The other day I re-watched John Carpenter’s They Live – which, for the record, is a pretty good satire of Reagan-era America, and deserves to be remembered for more than just that stupid Shepard Fairey sticker campaign. While watching, I noticed something pretty great that I missed the first time through. It shows up after the main character puts on magic sunglasses, which allow him to see that the billboards around him actually contain secret brainwashing messages. Most of these just say things like “consume” and “obey.” But check out the sign in the upper left corner of this picture:
That command, of course, is a riff on an old slogan of the 19th century labor movement, which demanded the eight-hour day using signs like this one:
As David Roediger and Philip Foner remark in their great history of American labor and the working day:
[T]he cry “Eight hours for work, eight hours for rest, eight hours for recreation,” acted as more than a common denominator. It embodied . . . the highest aspirations of the working population. It expressed cherised values. . . . In making the eight-hour system the key to equal education for children, to the continued mental development of adults, to the defense of republican virtue and class interest by an enlightened and politically active citizenry, to health, to vigor, and to social life, supporters viewed their demand as an initial step to major changes, not as a niggling reform. (pp. 98-99)

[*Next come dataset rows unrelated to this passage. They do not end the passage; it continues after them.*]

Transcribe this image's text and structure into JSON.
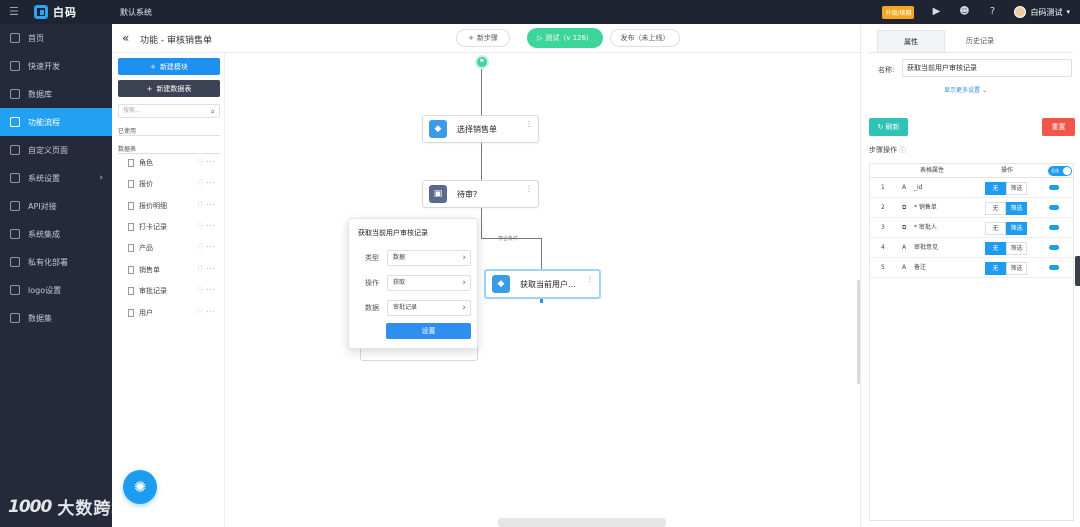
{
  "topbar": {
    "brand": "白码",
    "system_name": "默认系统",
    "upgrade_label": "升级/续期",
    "user_name": "白码测试"
  },
  "sidebar": {
    "items": [
      {
        "label": "首页",
        "icon": "home-icon"
      },
      {
        "label": "快速开发",
        "icon": "cube-icon"
      },
      {
        "label": "数据库",
        "icon": "database-icon"
      },
      {
        "label": "功能流程",
        "icon": "flow-icon",
        "active": true
      },
      {
        "label": "自定义页面",
        "icon": "page-icon"
      },
      {
        "label": "系统设置",
        "icon": "monitor-icon",
        "has_arrow": true
      },
      {
        "label": "API对接",
        "icon": "api-icon"
      },
      {
        "label": "系统集成",
        "icon": "layers-icon"
      },
      {
        "label": "私有化部署",
        "icon": "server-icon"
      },
      {
        "label": "logo设置",
        "icon": "image-icon"
      },
      {
        "label": "数据集",
        "icon": "dataset-icon"
      }
    ]
  },
  "watermark": {
    "logo": "1000",
    "text": "大数跨境"
  },
  "header": {
    "title": "功能 - 审核销售单",
    "new_step": "新步骤",
    "test": "测试（v 126）",
    "publish": "发布（未上线）"
  },
  "leftpanel": {
    "new_module": "新建模块",
    "new_table": "新建数据表",
    "search_placeholder": "搜索...",
    "used_label": "已使用",
    "tables_label": "数据表",
    "tables": [
      "角色",
      "报价",
      "报价明细",
      "打卡记录",
      "产品",
      "销售单",
      "审批记录",
      "用户"
    ]
  },
  "canvas": {
    "nodes": {
      "select": "选择销售单",
      "pending": "待审?",
      "get_user": "获取当前用户..."
    },
    "condition_label": "符合条件",
    "popup": {
      "title": "获取当前用户审核记录",
      "type_label": "类型",
      "type_value": "数据",
      "op_label": "操作",
      "op_value": "获取",
      "data_label": "数据",
      "data_value": "审批记录",
      "button": "设置"
    }
  },
  "rightpanel": {
    "tab_props": "属性",
    "tab_history": "历史记录",
    "name_label": "名称:",
    "name_value": "获取当前用户审核记录",
    "more_settings": "显示更多设置",
    "refresh": "刷新",
    "reset": "重置",
    "step_ops": "步骤操作",
    "col_attr": "表格属性",
    "col_op": "操作",
    "head_toggle": "全选",
    "op_none": "无",
    "op_filter": "筛选",
    "rows": [
      {
        "idx": "1",
        "name": "_id",
        "on": "none"
      },
      {
        "idx": "2",
        "name": "* 销售单",
        "on": "filter"
      },
      {
        "idx": "3",
        "name": "* 审批人",
        "on": "filter"
      },
      {
        "idx": "4",
        "name": "审批意见",
        "on": "none"
      },
      {
        "idx": "5",
        "name": "备注",
        "on": "none"
      }
    ]
  },
  "colors": {
    "accent": "#22a0f2",
    "test_green": "#3dd59a",
    "reset_red": "#f0574a",
    "refresh_teal": "#2fc3b5"
  }
}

As is well known, the demand for shorter hours mostly disappeared from organized labor’s agenda after World War II, for complex and disputed reasons. The sign I saw in They Live is one consequence of abdicating the positive class argument for shorter hours. By the time the movie was made in 1988, the eight-hour movement’s greatest slogan could come to seem not like a cherished victory of the working class, but rather as a piece of dystopian propaganda. “Eight hours recreation” becomes the command to “play eight hours”, and this “play” is refigured as obligatory participation in consumerist culture rather than the opportunity for political, intellectual and moral development that it signified for the eight-hour campaigners. Perhaps it’s not surprising, then, that these days long hours are often portrayed as an issue of individual preferences or “workaholic” psychology, rather than the outcome of organized labor’s long political defeat.
I have a feeling this little vignette will end up in my dissertation somehow, although I don’t think I mentioned doing any cultural studies in my fellowship proposal.